FABRID: Flexible Attestation-Based Routing for Inter-Domain Networks

TL;DR

FABRID is a system that enhances inter-domain routing by providing transparent, attested device information and flexible path selection, empowering applications with greater control and trust in the forwarding process.

Contribution

It introduces a novel routing framework that combines attested device information with user-defined preferences, implemented and tested on a global SCION network test bed.

Findings

High throughput achieved on commodity hardware

Effective protection of network and user privacy

Feasibility demonstrated on a global test bed

Abstract

In its current state, the Internet does not provide end users with transparency and control regarding on-path forwarding devices.
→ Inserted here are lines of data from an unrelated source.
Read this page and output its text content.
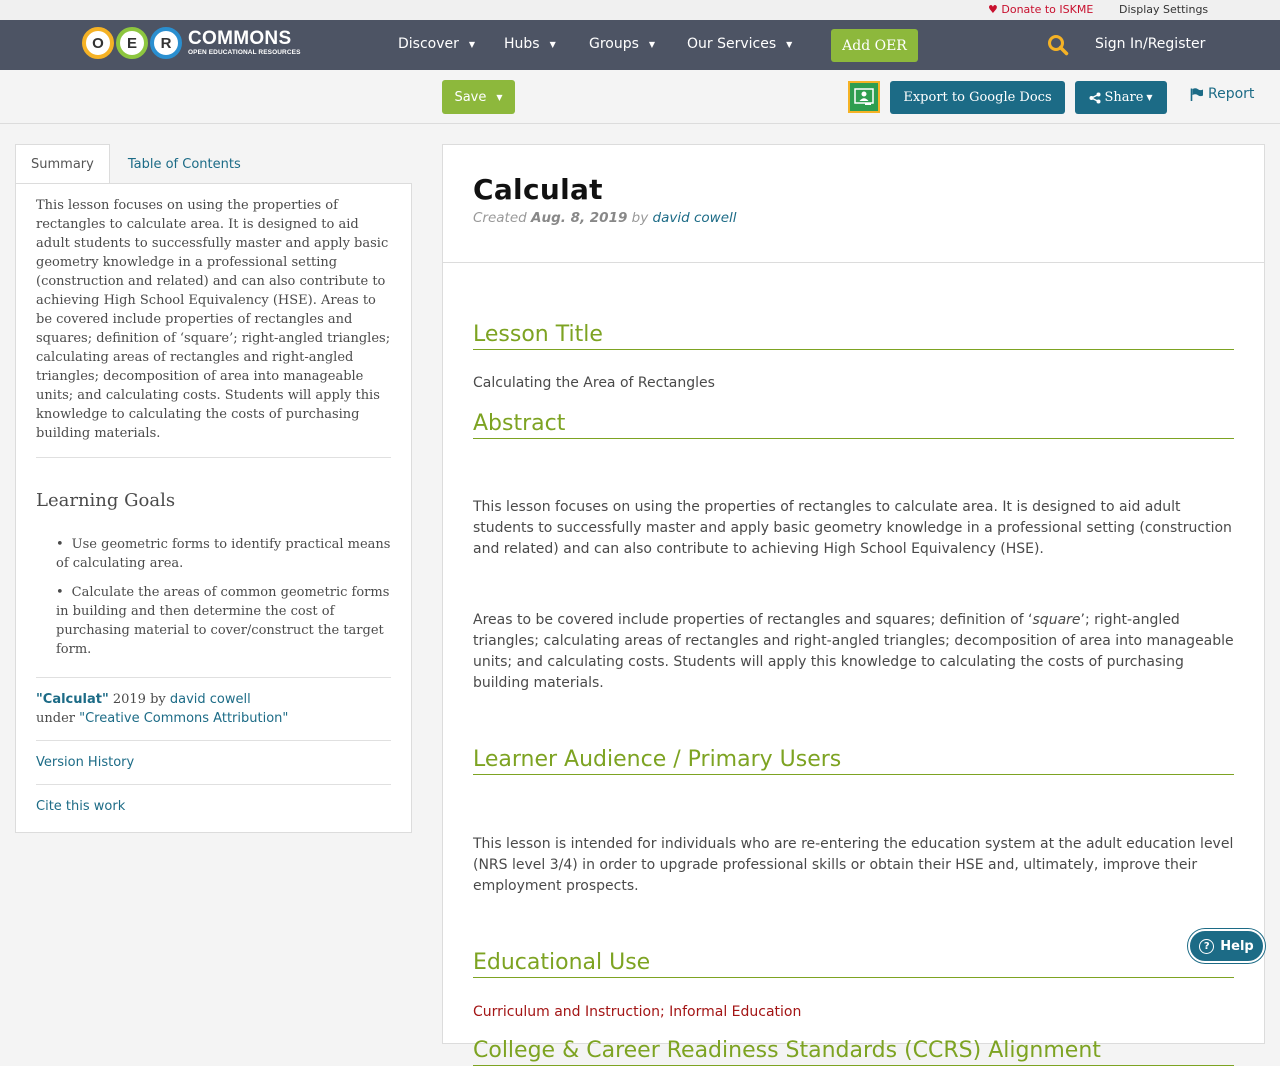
♥ Donate to ISKME Display Settings
O	E	R COMMONS
OPEN EDUCATIONAL RESOURCES
Discover ▼ Hubs ▼ Groups ▼ Our Services ▼	Add OER	Sign In/Register
Save ▼	Export to Google Docs	Share ▼	Report
Summary	Table of Contents
This lesson focuses on using the properties of rectangles to calculate area. It is designed to aid adult students to successfully master and apply basic geometry knowledge in a professional setting (construction and related) and can also contribute to achieving High School Equivalency (HSE). Areas to be covered include properties of rectangles and squares; definition of ‘square’; right-angled triangles; calculating areas of rectangles and right-angled triangles; decomposition of area into manageable units; and calculating costs. Students will apply this knowledge to calculating the costs of purchasing building materials.
Learning Goals
• Use geometric forms to identify practical means of calculating area.
• Calculate the areas of common geometric forms in building and then determine the cost of purchasing material to cover/construct the target form.
"Calculat" 2019 by david cowell
under "Creative Commons Attribution"
Version History
Cite this work
Calculat
Created Aug. 8, 2019 by david cowell
Lesson Title
Calculating the Area of Rectangles
Abstract
This lesson focuses on using the properties of rectangles to calculate area. It is designed to aid adult students to successfully master and apply basic geometry knowledge in a professional setting (construction and related) and can also contribute to achieving High School Equivalency (HSE).
Areas to be covered include properties of rectangles and squares; definition of ‘square’; right-angled triangles; calculating areas of rectangles and right-angled triangles; decomposition of area into manageable units; and calculating costs. Students will apply this knowledge to calculating the costs of purchasing building materials.
Learner Audience / Primary Users
This lesson is intended for individuals who are re-entering the education system at the adult education level (NRS level 3/4) in order to upgrade professional skills or obtain their HSE and, ultimately, improve their employment prospects.
Educational Use
Curriculum and Instruction; Informal Education
College & Career Readiness Standards (CCRS) Alignment
? Help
In particular, the lack of network device information reduces the trustworthiness of the forwarding path and prevents end-user applications requiring specific router capabilities from reaching their full potential. Moreover, the inability to influence the traffic's forwarding path results in applications communicating over undesired routes, while alternative paths with more desirable properties remain unusable. In this work, we present FABRID, a system that enables applications to forward traffic flexibly, potentially on multiple paths selected to comply with user-defined preferences, where information about forwarding devices is exposed and transparently attested by autonomous systems (ASes). The granularity of this information is chosen by each AS individually, protecting them from leaking sensitive network details, while the secrecy and authenticity of preferences embedded within the users' packets are protected through efficient cryptographic operations. We show the viability of FABRID by deploying it on a global SCION network test bed, and we demonstrate high throughput on commodity hardware.